Long-Term Agreements Make Inventory More Valuable: To manage the cost of subcontracted parts, aircraft original equipment manufacturers (OEMs) utilize long-term agreements (LTAs) as a way of securing the supply chain and controlling costs. Typical factors considered when entertaining LTAs include the size of the supplier pool for the parts, the time it takes to bring suppliers on board, regulatory requirements and the reputation of the supplier. The LTA obligates the aircraft manufacturer to purchase finished goods produced under the contract. Thus, aircraft parts suppliers’ inventory that is subject to LTAs typically carries higher liquidation values. In contrast, suppliers that are manufacturing to forecasts face deeper discounts because they do not benefit from a guaranteed exit strategy.

Inventory Intended for Active Platforms: Like automobiles, aircraft manufacturers are continually phasing models in and out of production. Inventory manufactured or warehoused for current models typically retains more value than inventory for retired models. While planes remain in operation for many years after being discontinued, predicting the need for replacement parts becomes more challenging. Due to the specialized nature of products and the economics of order-size efficiencies, manufacturers often produce more parts than are ordered and keep the extra quantity on hand as “spares.” With airlines seeking to cut energy costs and optimize their fleets, this practice will be especially important as major industry players, including Boeing and Airbus, replace older aircraft with newer, fuel-efficient models. Inactive spares typically retain minimal value in a liquidation scenario.
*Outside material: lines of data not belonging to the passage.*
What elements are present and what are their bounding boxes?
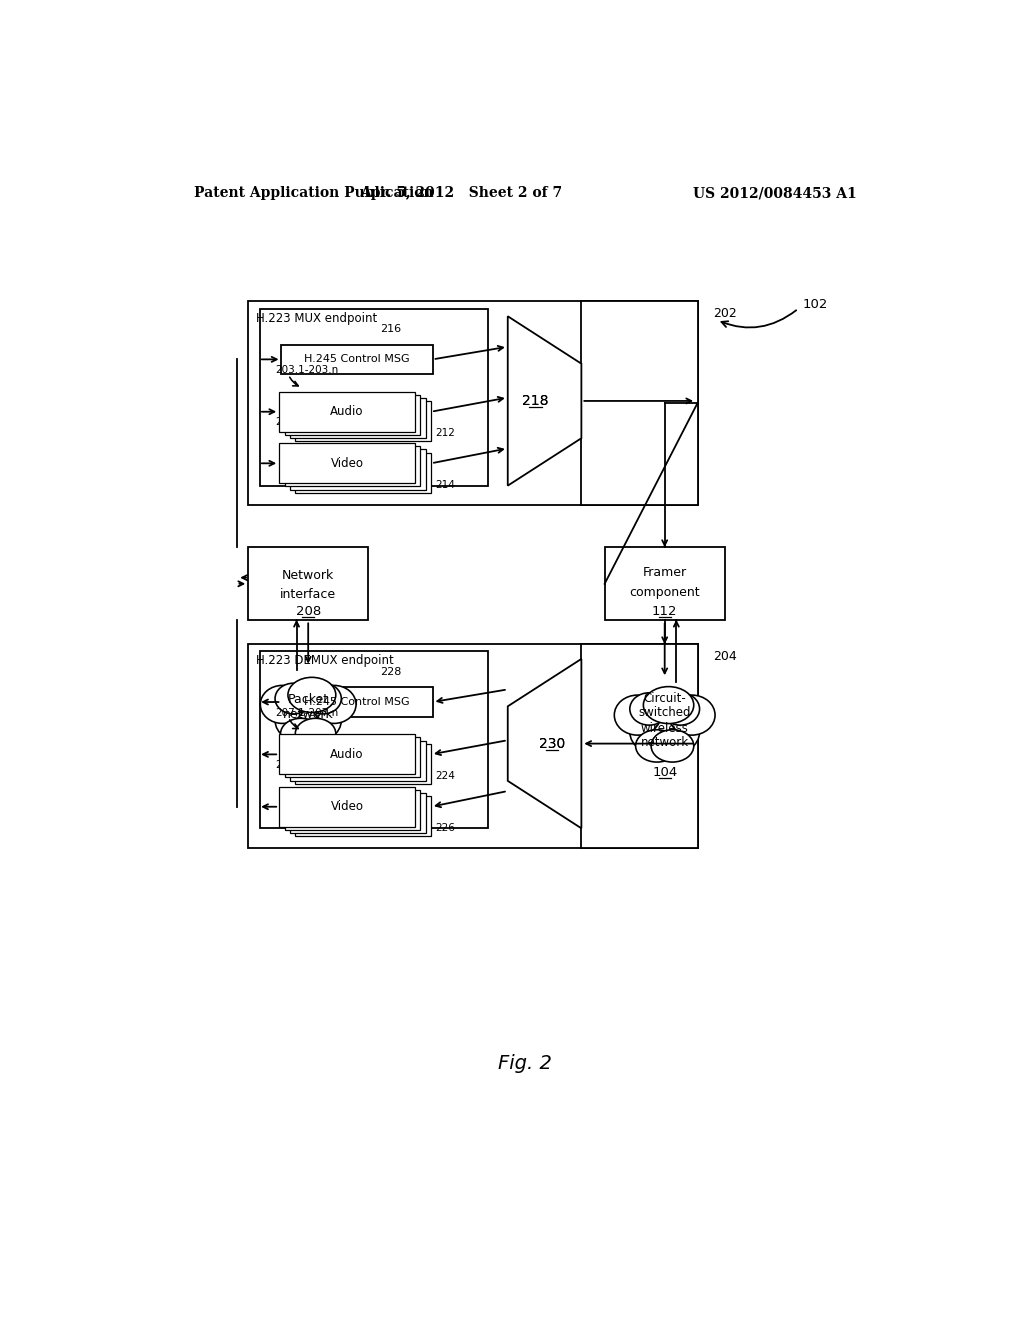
Text: US 2012/0084453 A1: US 2012/0084453 A1 <box>693 186 856 201</box>
Text: Network: Network <box>282 569 334 582</box>
Text: 205.1-205.n: 205.1-205.n <box>275 417 339 426</box>
Bar <box>248 301 697 506</box>
Bar <box>285 738 420 777</box>
Ellipse shape <box>630 693 669 725</box>
Text: 203.1-203.n: 203.1-203.n <box>275 366 339 375</box>
Bar <box>248 548 369 620</box>
Ellipse shape <box>275 697 341 744</box>
Text: H.223 MUX endpoint: H.223 MUX endpoint <box>256 312 377 325</box>
Bar <box>282 345 432 374</box>
Ellipse shape <box>614 696 660 735</box>
Text: 202: 202 <box>713 308 737 319</box>
Ellipse shape <box>281 718 322 748</box>
Bar <box>582 644 697 847</box>
Text: 110: 110 <box>296 739 321 751</box>
Bar <box>285 395 420 434</box>
Ellipse shape <box>288 677 336 713</box>
Text: 226: 226 <box>435 824 455 833</box>
Bar <box>290 449 426 490</box>
Bar <box>290 741 426 780</box>
Text: Packet
network: Packet network <box>283 693 334 721</box>
Ellipse shape <box>669 696 715 735</box>
Text: 112: 112 <box>652 605 678 618</box>
Bar <box>280 444 415 483</box>
Ellipse shape <box>260 685 304 723</box>
Text: Video: Video <box>331 457 364 470</box>
Text: Framer: Framer <box>643 566 687 579</box>
Ellipse shape <box>651 730 693 762</box>
Bar <box>280 392 415 432</box>
Bar <box>290 397 426 438</box>
Text: 216: 216 <box>380 325 401 334</box>
Text: Video: Video <box>331 800 364 813</box>
Text: H.245 Control MSG: H.245 Control MSG <box>304 697 410 708</box>
Ellipse shape <box>275 684 312 714</box>
Text: Patent Application Publication: Patent Application Publication <box>194 186 433 201</box>
Ellipse shape <box>660 693 699 725</box>
Text: 204: 204 <box>713 649 737 663</box>
Text: H.223 DEMUX endpoint: H.223 DEMUX endpoint <box>256 655 393 668</box>
Ellipse shape <box>312 685 356 723</box>
Ellipse shape <box>630 708 699 758</box>
Text: 228: 228 <box>380 667 401 677</box>
Text: 207.1-207.n: 207.1-207.n <box>275 708 339 718</box>
Bar <box>280 734 415 775</box>
Bar <box>282 688 432 717</box>
Text: H.245 Control MSG: H.245 Control MSG <box>304 354 410 364</box>
Text: component: component <box>630 586 700 599</box>
Ellipse shape <box>295 718 336 748</box>
Bar <box>295 796 431 836</box>
Text: 212: 212 <box>435 428 455 438</box>
Bar <box>285 446 420 487</box>
Text: 104: 104 <box>652 766 677 779</box>
Ellipse shape <box>643 686 693 723</box>
Text: 230: 230 <box>539 737 565 751</box>
Bar <box>290 793 426 833</box>
Bar <box>285 789 420 830</box>
Text: 214: 214 <box>435 480 455 490</box>
Text: 208: 208 <box>296 605 321 618</box>
Text: interface: interface <box>281 589 336 602</box>
Bar <box>280 787 415 826</box>
Ellipse shape <box>304 684 341 714</box>
Bar <box>295 453 431 492</box>
Text: Audio: Audio <box>330 748 364 760</box>
Text: Circuit-
switched
wireless
network: Circuit- switched wireless network <box>638 692 691 750</box>
Text: Apr. 5, 2012   Sheet 2 of 7: Apr. 5, 2012 Sheet 2 of 7 <box>360 186 562 201</box>
Text: Fig. 2: Fig. 2 <box>498 1053 552 1073</box>
Bar <box>582 301 697 506</box>
Text: 218: 218 <box>522 393 549 408</box>
Polygon shape <box>508 317 582 486</box>
Bar <box>260 651 488 829</box>
Text: 230: 230 <box>539 737 565 751</box>
Bar <box>295 401 431 441</box>
Text: 218: 218 <box>522 393 549 408</box>
Text: 209.1-209.n: 209.1-209.n <box>275 760 339 770</box>
Bar <box>295 743 431 784</box>
Bar <box>604 548 725 620</box>
Bar <box>260 309 488 486</box>
Text: 224: 224 <box>435 771 455 781</box>
Ellipse shape <box>636 730 678 762</box>
Polygon shape <box>508 659 582 829</box>
Bar <box>248 644 697 847</box>
Text: Audio: Audio <box>330 405 364 418</box>
Text: 102: 102 <box>802 298 827 312</box>
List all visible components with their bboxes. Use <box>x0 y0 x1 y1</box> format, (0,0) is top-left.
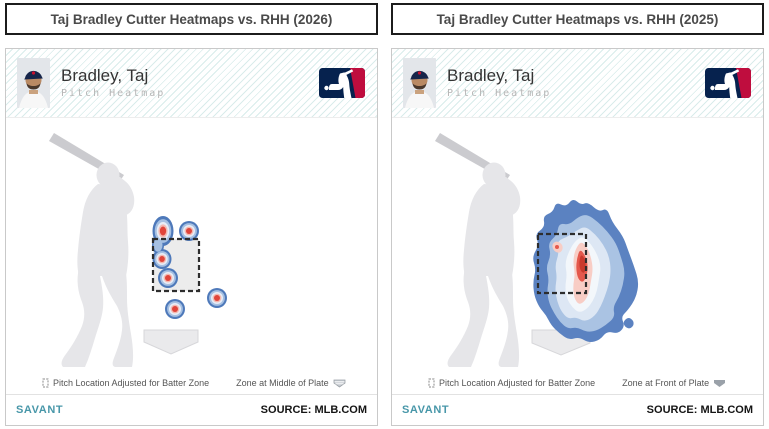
heatmap-chart-area: Pitch Location Adjusted for Batter Zone … <box>6 118 377 394</box>
mlb-logo-icon <box>319 68 365 98</box>
heatmap-chart-area: Pitch Location Adjusted for Batter Zone … <box>392 118 763 394</box>
strike-zone-outline <box>151 237 201 293</box>
footnote-zone-text: Zone at Front of Plate <box>622 378 710 388</box>
panel-title-text: Taj Bradley Cutter Heatmaps vs. RHH (202… <box>50 11 333 27</box>
plate-middle-icon <box>333 379 346 387</box>
panel-title: Taj Bradley Cutter Heatmaps vs. RHH (202… <box>5 3 378 35</box>
batter-silhouette <box>435 133 521 367</box>
footnote-zone-group: Zone at Middle of Plate <box>236 378 346 388</box>
batter-silhouette <box>49 133 135 367</box>
panel-title: Taj Bradley Cutter Heatmaps vs. RHH (202… <box>391 3 764 35</box>
chart-footnote: Pitch Location Adjusted for Batter Zone … <box>6 372 377 394</box>
pitch-heatmap-2025 <box>435 133 639 367</box>
footnote-zone-group: Zone at Front of Plate <box>622 378 726 388</box>
source-credit: SOURCE: MLB.COM <box>646 404 753 416</box>
player-name-block: Bradley, Taj Pitch Heatmap <box>61 65 319 100</box>
plate-front-icon <box>714 379 726 387</box>
footnote-adjust-text: Pitch Location Adjusted for Batter Zone <box>53 378 210 388</box>
home-plate <box>143 329 199 355</box>
heatmap-card: Bradley, Taj Pitch Heatmap Pitch Locatio… <box>391 48 764 426</box>
panel-2025: Taj Bradley Cutter Heatmaps vs. RHH (202… <box>391 3 764 426</box>
footnote-adjust-group: Pitch Location Adjusted for Batter Zone <box>428 378 595 388</box>
card-subtitle: Pitch Heatmap <box>61 88 166 100</box>
card-subtitle: Pitch Heatmap <box>447 88 552 100</box>
panel-title-text: Taj Bradley Cutter Heatmaps vs. RHH (202… <box>436 11 719 27</box>
pitch-heatmap-2026 <box>49 133 227 367</box>
panel-2026: Taj Bradley Cutter Heatmaps vs. RHH (202… <box>5 3 378 426</box>
heatmap-card: Bradley, Taj Pitch Heatmap Pitch Locatio… <box>5 48 378 426</box>
source-credit: SOURCE: MLB.COM <box>260 404 367 416</box>
player-name-block: Bradley, Taj Pitch Heatmap <box>447 65 705 100</box>
card-footer: SAVANT SOURCE: MLB.COM <box>392 394 763 425</box>
batter-zone-icon <box>42 378 49 388</box>
player-headshot <box>403 58 436 108</box>
card-header: Bradley, Taj Pitch Heatmap <box>6 49 377 118</box>
player-name: Bradley, Taj <box>447 65 535 85</box>
player-name: Bradley, Taj <box>61 65 149 85</box>
savant-wordmark: SAVANT <box>402 404 450 416</box>
footnote-zone-text: Zone at Middle of Plate <box>236 378 329 388</box>
footnote-adjust-group: Pitch Location Adjusted for Batter Zone <box>42 378 209 388</box>
batter-zone-icon <box>428 378 435 388</box>
card-header: Bradley, Taj Pitch Heatmap <box>392 49 763 118</box>
savant-wordmark: SAVANT <box>16 404 64 416</box>
footnote-adjust-text: Pitch Location Adjusted for Batter Zone <box>439 378 596 388</box>
player-headshot <box>17 58 50 108</box>
mlb-logo-icon <box>705 68 751 98</box>
chart-footnote: Pitch Location Adjusted for Batter Zone … <box>392 372 763 394</box>
strike-zone-outline <box>536 232 588 295</box>
card-footer: SAVANT SOURCE: MLB.COM <box>6 394 377 425</box>
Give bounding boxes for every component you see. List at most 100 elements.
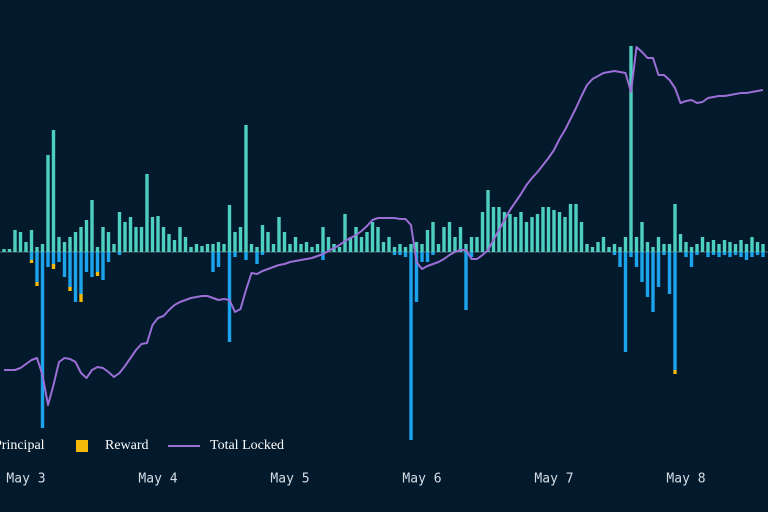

Raw Material Lead Times Impact Value: Some aircraft components require the use of specialty metals in proprietary forms to meet performance requirements. These alloys may be lighter or have different chemical properties that enable them to wear longer and withstand greater stress, but the lead times for these raw materials can be lengthy – six or more months in some cases. Manufacturers producing these types of products, including castings, forgings, various nickel alloys and aviation-grade aluminum and titanium, among other alloys, should be procuring these materials subject to their existing orders or LTAs. If a company faced liquidation, these raw materials would likely retain a higher value, as the customer contracting the parts would be motivated to purchase in order to minimize disruption and production delays. In some cases, these metals are being purchased from the OEM or the agent of the OEM, increasing the likelihood they would buy them back in a liquidation.